Yoongi ardı ardına sıralanan sorular karşısında ciddi anlamda şaşırmıştı. Jihyo tamamen kafasında kurmuş ve kendi kurgusuna inanarak da Yoongi'ye karşı öfke dolmuştu. Yoongi sabah yaptığı aptalca hareketi hatırlayınca istemsiz yüzünü buruşturdu. Cidden yaptığı şey çok çocuksu ve saçma geliyordu.
"Jihyo," sıkıntıyla saçlarını karıştırdı ve devam etti "sabahki olayla ilgili söyleyecek bir şeyim yok çünkü yaptığım gerçekten çok aptalcaydı ama o an nasıl olduğunu bile anlamadım. Bir anda gerçekleşti, elimde değildi. Ayrıca Jungkook'la da ilk defa bugün tanıştık."
Jihyo gözlerini devirmiş ve bahanelerin umurumda bile değil demeye çalışmıştı. İşin garibi de Yoongi bunu anlamış ve sinirlenmişti.
Tanrı aşkına! Şu an ona herhangi bir şeyi kanıtlamak ya da izah etmek zorunda değildi. Buraya onu kırdığını düşünerek gelmiş ve sadece gönlünü almak istemişti, hesap vermek değil.

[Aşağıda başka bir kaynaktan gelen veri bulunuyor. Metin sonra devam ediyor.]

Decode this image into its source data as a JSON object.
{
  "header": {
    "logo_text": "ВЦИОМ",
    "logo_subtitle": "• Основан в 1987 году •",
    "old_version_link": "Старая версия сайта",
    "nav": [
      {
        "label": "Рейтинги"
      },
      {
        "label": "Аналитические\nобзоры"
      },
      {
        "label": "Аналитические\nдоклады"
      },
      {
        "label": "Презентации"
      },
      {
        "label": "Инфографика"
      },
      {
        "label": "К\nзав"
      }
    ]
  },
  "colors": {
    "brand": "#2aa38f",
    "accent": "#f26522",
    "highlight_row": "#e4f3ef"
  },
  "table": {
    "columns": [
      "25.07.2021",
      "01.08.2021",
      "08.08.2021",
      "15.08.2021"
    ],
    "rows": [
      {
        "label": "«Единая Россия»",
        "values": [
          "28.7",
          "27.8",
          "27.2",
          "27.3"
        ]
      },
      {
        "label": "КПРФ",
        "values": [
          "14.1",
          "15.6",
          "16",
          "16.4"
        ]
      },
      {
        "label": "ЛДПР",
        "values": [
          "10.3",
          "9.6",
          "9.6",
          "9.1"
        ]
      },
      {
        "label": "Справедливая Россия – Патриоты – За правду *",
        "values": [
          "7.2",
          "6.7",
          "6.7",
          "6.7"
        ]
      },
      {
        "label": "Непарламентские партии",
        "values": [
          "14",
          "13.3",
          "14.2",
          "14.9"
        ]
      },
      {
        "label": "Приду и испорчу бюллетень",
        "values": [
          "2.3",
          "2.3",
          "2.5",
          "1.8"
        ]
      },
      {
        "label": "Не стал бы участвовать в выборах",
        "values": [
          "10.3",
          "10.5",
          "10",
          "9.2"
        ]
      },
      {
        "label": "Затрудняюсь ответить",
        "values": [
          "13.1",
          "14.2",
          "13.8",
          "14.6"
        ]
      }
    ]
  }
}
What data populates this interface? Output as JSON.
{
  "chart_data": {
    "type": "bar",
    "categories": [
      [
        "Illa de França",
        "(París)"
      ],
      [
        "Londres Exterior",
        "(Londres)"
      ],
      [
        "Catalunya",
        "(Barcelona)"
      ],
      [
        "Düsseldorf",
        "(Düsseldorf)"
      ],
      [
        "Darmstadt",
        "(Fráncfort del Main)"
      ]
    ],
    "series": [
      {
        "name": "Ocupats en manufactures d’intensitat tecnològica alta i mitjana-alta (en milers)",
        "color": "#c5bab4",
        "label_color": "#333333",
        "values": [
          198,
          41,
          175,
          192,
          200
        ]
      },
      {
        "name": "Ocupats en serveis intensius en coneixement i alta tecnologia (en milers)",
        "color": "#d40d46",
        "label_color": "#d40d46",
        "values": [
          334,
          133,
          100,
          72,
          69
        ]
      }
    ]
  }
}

"Bak Jihyo, biz ayrıldık ve bunun üstünden de bir ay geçti. Farkında mısın bilmiyorum ama biz artık sevgili değiliz."
***
Zil çalıp sırasına oturduğunda Jungkook merakla sordu.
"Ne oldu?"
Yoongi sırtını sandalyeye iyice yaslanmış, biraz da aşağı kaymış bir şekilde tavanı izliyordu.
"Yeniden çıkmaya başladık." Düz bir sesle söylediğinde Jungkook gülmemek için ellerini ağzına kapatmak zorunda kalmıştı.
Yoongi'nin ters bakışlarıyla karşılaştığında boğazını temizledi ve içindeki gülme isteğini bastırmaya çalıştı.
Neyse ki ders zili çalmış ve hoca derse girmişti. Yoksa Yoongi tüm sinirini Jungkook'tan çıkarmayı düşünmeye başlamıştı.
Jungkook Yoongi'yi eğlenceli bulmaya başlamıştı. Daha doğrusu nedenini anlayamadığı bir şekilde, karşı koyamadığı ilişkisi cidden komikti.
Jungkook fizik defterinin ortasından rastgele bir sayfa açıp bir şeyler yazdı ve Yoongi'nin önüne itti.
"Sevmiyorsan neden tekrar çıkmaya başladınız?" Kız Yoongi'nin kafasına silah dayamıyordu ne de olsa.
Yazıyı okuyan Yoongi yüzünü buruşturdu ve ağlamaklı bir yüz ifadesine büründü. Cidden ama cidden nedenini bilmiyordu. Kendisini anlayamıyordu, bugün çok saçma davranıyordu ve istemediği şeyler yapıyordu.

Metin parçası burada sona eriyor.